It's no secret that Eddie Borgo is the industry's hottest jewellery designer right now.
Although he launched his eponymous collection in 2009, his punk-inspired designs have earned him countless accolades including the Council of Fashion Designers of America (CFDA) award for accessory design and the Tiffany & Co development grant. A favourite with fashion's cool kids, his fans include editors and celebrities, including style icon Kate Lanphear, Chloë Sevigny and Vanessa Traina.
While he is already well known in the West, Borgo now has his sights on Hong Kong, where he is launching an exclusive collection with Lane Crawford on October 9 and 10. Although the line will feature several of his most popular styles, ranging from his signature cone bracelet to the five-finger ring, they will now be available with a luxurious twist.
"This is the first time we are working with 18-carat gold," reveals Borgo, during his recent spring-summer 2014 presentation in Paris.
"We took 10 of our most iconic pieces and are recreating them in gold exclusively for Lane Crawford. The finishings are definitely more delicate and there will only be 10 or fewer pieces of each style. Once the tenth piece is sold we will destroy the mold so everything is really exclusive," says the 35-year-old.
Moving into fine jewellery was a risk for Borgo who originally rose to fame thanks to his edgy costume pieces. A self-trained designer, he started out making one-off pieces for well-known stylists in New York and was soon collaborating with fashion designers like Phillip Lim.
He took a big risk when he launched his label during the financial crisis, but retailers immediately gravitated to his accessible price point and unique look, which blends a cool, urban style typified by downtown New York with an elegant uptown aesthetic.

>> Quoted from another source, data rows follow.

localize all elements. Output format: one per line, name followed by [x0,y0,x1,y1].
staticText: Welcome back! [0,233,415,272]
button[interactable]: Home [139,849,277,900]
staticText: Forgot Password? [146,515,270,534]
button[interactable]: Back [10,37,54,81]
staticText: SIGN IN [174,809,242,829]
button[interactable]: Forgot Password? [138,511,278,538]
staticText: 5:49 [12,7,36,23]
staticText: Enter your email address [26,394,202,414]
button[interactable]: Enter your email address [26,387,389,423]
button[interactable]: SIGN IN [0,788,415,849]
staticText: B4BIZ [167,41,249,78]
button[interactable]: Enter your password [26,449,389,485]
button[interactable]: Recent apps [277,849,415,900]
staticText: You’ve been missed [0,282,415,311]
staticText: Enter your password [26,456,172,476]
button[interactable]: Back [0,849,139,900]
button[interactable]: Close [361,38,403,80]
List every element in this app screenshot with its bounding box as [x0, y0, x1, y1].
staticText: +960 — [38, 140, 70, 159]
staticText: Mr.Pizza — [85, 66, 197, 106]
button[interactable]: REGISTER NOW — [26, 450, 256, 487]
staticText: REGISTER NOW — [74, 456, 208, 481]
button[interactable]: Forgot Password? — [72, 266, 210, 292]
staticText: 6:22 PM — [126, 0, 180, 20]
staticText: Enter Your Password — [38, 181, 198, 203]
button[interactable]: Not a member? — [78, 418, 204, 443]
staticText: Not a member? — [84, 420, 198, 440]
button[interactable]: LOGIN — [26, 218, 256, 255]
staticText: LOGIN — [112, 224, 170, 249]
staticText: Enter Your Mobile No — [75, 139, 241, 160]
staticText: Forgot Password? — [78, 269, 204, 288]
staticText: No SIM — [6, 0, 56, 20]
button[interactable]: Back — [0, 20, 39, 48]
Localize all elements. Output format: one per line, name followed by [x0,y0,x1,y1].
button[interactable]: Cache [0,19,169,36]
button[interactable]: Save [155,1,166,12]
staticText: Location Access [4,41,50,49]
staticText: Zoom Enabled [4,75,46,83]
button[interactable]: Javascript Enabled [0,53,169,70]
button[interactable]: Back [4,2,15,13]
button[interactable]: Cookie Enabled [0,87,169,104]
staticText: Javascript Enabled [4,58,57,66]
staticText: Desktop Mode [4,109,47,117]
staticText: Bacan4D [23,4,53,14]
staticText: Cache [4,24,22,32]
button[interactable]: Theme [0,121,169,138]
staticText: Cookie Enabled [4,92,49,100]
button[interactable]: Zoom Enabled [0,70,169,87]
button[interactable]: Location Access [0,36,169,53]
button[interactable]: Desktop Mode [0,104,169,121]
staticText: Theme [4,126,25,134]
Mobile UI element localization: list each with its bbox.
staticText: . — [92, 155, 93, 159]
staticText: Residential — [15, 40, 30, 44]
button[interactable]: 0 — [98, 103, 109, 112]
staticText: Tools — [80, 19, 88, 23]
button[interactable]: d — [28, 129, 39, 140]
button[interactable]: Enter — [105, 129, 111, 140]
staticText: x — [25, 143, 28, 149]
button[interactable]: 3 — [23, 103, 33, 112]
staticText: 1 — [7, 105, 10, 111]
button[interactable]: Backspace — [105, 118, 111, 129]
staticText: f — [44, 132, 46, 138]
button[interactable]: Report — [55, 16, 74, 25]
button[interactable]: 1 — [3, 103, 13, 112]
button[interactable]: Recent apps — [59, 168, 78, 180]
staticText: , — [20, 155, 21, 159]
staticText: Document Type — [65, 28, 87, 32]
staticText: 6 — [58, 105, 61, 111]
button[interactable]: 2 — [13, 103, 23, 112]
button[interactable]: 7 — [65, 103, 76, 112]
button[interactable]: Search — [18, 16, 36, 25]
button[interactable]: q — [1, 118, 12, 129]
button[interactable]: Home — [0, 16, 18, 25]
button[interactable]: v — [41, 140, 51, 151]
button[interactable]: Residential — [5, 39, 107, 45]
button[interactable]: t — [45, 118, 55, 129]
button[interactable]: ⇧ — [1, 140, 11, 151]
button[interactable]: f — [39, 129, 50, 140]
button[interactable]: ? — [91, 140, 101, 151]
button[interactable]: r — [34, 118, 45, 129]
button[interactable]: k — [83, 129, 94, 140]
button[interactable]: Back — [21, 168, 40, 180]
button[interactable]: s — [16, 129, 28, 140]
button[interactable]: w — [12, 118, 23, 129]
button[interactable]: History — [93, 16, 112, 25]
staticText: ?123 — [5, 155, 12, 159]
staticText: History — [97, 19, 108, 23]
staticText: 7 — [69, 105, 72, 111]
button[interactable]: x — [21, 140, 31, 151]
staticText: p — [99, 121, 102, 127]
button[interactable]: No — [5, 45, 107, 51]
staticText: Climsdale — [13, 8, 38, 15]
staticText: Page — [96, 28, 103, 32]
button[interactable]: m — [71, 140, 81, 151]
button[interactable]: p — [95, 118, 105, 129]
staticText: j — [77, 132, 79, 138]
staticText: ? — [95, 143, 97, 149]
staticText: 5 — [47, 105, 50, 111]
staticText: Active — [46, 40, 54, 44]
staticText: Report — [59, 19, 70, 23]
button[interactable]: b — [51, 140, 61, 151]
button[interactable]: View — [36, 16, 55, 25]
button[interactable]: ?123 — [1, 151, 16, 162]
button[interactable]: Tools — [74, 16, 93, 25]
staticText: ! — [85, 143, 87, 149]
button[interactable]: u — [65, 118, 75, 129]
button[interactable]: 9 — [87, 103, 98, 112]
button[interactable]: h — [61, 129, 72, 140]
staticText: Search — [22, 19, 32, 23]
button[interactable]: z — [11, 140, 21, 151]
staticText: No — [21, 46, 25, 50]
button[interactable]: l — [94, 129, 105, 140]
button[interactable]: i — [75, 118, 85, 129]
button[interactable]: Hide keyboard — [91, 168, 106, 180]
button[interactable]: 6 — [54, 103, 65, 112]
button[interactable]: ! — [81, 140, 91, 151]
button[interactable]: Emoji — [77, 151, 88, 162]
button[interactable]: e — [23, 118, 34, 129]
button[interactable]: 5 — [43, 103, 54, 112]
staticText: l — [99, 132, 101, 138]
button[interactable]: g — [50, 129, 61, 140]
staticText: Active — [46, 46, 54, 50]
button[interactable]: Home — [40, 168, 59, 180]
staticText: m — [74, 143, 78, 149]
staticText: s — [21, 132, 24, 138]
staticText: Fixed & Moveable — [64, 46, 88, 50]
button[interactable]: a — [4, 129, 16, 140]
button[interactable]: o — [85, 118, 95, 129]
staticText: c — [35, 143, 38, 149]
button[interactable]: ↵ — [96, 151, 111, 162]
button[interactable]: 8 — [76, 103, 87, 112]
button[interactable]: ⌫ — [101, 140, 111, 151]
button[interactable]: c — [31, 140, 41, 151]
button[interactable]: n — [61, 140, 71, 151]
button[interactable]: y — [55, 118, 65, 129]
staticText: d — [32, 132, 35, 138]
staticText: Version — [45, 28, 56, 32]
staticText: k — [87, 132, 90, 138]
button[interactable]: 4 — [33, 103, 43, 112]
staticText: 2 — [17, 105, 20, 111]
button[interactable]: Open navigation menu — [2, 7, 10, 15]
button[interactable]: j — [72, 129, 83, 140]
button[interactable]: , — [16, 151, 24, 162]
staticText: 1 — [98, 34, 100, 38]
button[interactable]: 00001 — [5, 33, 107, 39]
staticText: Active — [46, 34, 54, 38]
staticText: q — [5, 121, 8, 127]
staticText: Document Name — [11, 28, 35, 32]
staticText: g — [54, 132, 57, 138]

"I wanted to take highly decorative shapes and ideas and strip them down to their geometric foundation. By buying into geometry people are investing in classic shapes that will always be in style and that they will always wear," he says.
Soon everyone was clamouring for his statement pieces which featured punk-inspired cone bracelets and chunky necklaces made from unconventional materials such as rubber, ebony and Lucite.
"My designs started off very minimal and architectural because I'm learning as I go along. Initially, it was easiest to carve minimal shapes, but now, to our demise, other people have referenced those silhouettes. This has served as a catalyst to think about how to take our language and push it further.
"Now we have lots of texture, and are still using the same language but in a more decorative way. Thinking outside of the box is important which is why we are doing this collaboration," he says.
In addition to the gold pieces and the latest autumn-winter collection, local fashionistas will also have the chance to view and buy Borgo's men's collection for the first time.
Originally created in 2009, the line started off with a few pieces inspired by the women's designs. Today it has morphed into a full-fledged collection consisting of collar tips, tie clips, cufflinks, wallet chains and even lighter cases. Many of the designs reference iconic jewellery worn by rock'n'roll personalities from the 1960s.
"I made the mistake of not considering men's as a complete collection from the beginning. What would happen is we used women's as inspiration and translated it to men's by adjusting sizes and widths," says Borgo.
"Today it has its own look, although both lines share the same spirit of New York City and rock'n'roll. Men's is very masculine yet simple, with classic pieces you wear every day, while the women's collection has a romanticism and is very fashion focused. I enjoy the detail and engineering of the women's, but interestingly we have a following of women who will only buy our men's styles," he says.
And while jewellery remains his first passion, Borgo has started experimenting with other artistic mediums. Earlier this year he launched a series of limited-edition, luxurious python jewellery boxes which are handcrafted in Italy (a selection will also be available for order at Lane Crawford). A collection of leather goods is also on the cards.
"I am very thoughtful in terms of brand growth, but I see how our aesthetic is transcending outside jewellery. My mentor, [Chanel chief executive] Maureen Chiquet, introduced us to a leather goods manufacturer in Milan, so I'm thinking about leather goods, bags etc. I can see the brand becoming an accessories company instead of a jewellery company," he says.